Артём грустно улыбнулся и вздохнул:

– Немного понятнее стало, но, если честно, не легче.

– Ерунда, это в тебе ещё стержня нет, вот ты и гнёшься. Но было бы желание, и всё получится. Ой, блины-то у нас совсем остыли, да и чай тоже. Противопоказано нам с тобой разговоры вести во время еды, – засмеялся дядя Гена. – Но ничего, это мелочи, снова разогреть можно.

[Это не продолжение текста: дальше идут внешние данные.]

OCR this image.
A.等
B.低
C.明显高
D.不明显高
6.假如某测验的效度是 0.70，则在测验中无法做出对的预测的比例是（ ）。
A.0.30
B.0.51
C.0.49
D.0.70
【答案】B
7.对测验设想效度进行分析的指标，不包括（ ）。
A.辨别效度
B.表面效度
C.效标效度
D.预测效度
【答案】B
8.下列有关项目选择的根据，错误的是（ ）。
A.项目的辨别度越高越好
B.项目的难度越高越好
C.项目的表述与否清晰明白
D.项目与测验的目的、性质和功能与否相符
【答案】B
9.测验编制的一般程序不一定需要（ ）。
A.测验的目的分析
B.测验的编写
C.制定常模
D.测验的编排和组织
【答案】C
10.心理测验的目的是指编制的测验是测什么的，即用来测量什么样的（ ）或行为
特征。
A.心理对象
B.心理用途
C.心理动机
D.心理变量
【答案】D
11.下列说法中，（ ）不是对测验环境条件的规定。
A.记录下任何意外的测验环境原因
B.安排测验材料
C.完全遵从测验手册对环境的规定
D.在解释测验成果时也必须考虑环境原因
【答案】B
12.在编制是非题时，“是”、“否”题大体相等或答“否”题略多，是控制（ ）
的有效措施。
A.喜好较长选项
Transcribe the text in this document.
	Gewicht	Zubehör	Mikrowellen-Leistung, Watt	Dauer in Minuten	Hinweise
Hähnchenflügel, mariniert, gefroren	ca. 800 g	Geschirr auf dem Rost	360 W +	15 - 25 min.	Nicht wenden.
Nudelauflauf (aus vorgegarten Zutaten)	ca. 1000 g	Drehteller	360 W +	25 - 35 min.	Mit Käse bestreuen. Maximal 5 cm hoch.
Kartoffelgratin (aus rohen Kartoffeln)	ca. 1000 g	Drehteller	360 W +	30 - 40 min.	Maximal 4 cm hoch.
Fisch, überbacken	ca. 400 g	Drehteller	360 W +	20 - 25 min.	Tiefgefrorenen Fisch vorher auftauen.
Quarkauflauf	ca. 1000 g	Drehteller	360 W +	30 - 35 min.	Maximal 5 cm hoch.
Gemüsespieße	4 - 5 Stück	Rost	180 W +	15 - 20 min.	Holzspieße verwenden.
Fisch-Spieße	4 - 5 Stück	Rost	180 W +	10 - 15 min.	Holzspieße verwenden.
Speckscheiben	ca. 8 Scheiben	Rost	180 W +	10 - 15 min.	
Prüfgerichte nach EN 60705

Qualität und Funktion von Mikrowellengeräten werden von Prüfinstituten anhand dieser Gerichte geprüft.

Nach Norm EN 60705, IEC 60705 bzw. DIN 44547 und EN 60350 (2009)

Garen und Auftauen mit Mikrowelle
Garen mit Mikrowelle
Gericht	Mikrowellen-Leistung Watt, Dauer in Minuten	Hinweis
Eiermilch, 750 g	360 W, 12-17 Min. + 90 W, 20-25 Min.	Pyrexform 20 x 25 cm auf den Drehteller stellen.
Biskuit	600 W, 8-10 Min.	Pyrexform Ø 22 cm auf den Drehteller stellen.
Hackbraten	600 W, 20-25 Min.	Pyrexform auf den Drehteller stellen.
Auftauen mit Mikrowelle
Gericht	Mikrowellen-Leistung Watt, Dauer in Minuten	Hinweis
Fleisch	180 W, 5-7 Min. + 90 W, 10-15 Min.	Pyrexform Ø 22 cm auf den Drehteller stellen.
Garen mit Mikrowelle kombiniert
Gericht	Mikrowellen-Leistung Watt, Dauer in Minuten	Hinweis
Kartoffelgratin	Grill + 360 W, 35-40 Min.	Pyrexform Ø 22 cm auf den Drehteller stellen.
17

– Да не надо, я уже наелся, дядь Ген.

– Как знаешь, тогда ими же вечером поужинаем, перед сном.

На улице возле дома громко зарычала какая-то техника. Дядька выглянул в окно:

– Кажись, Петруха на грейдере своём. Остановился, выглядывает. Пойдём выйдем, что ли? – он поднялся со стула и стал одеваться.

Артём, накинув куртку, вышел вслед за дядькой. Пётр в фуфайке, старых вытертых джинсах и грязных кирзовых сапогах сидел наверху в кабине грейдера.

– Здоро́во! – попытался он перекричать свою технику, открыв дверь.

– Ты хоть слезь вниз-то да заглуши свой керогаз, а то ведь не слышно ничего! – закричал ему дядя Гена.

– Да я его потом не заведу! Погоди, сейчас. – И Пётр отъехал метров на двадцать дальше по улице. Выбравшись из кабины, он спрыгнул на землю и вернулся назад.

– Ну вот, хоть так, а то слушать этот грохот… – дядя Гена пожал руку племяннику, поздоровался с ним и Артём. – Ты как в наши края?

– Да мимо ехал, дай, думаю, остановлюсь, узнаю, как вы тут… – Пётр засунул руки в карманы. Он, как обычно, был неулыбчив и хмурился, смотрел больше в сторону, а не на собеседников.

– Да мы-то нормально. Артёмка вот успел уже и в райцентр съездить, и в область к себе, сейчас вот приехал на двухчасовалом.

– А чего ты мотаешься? Говорил же, отдохнуть хочешь.

– Да тут кое-какие дела срочные на работе нарисовались, – не стал вдаваться в подробности Артём.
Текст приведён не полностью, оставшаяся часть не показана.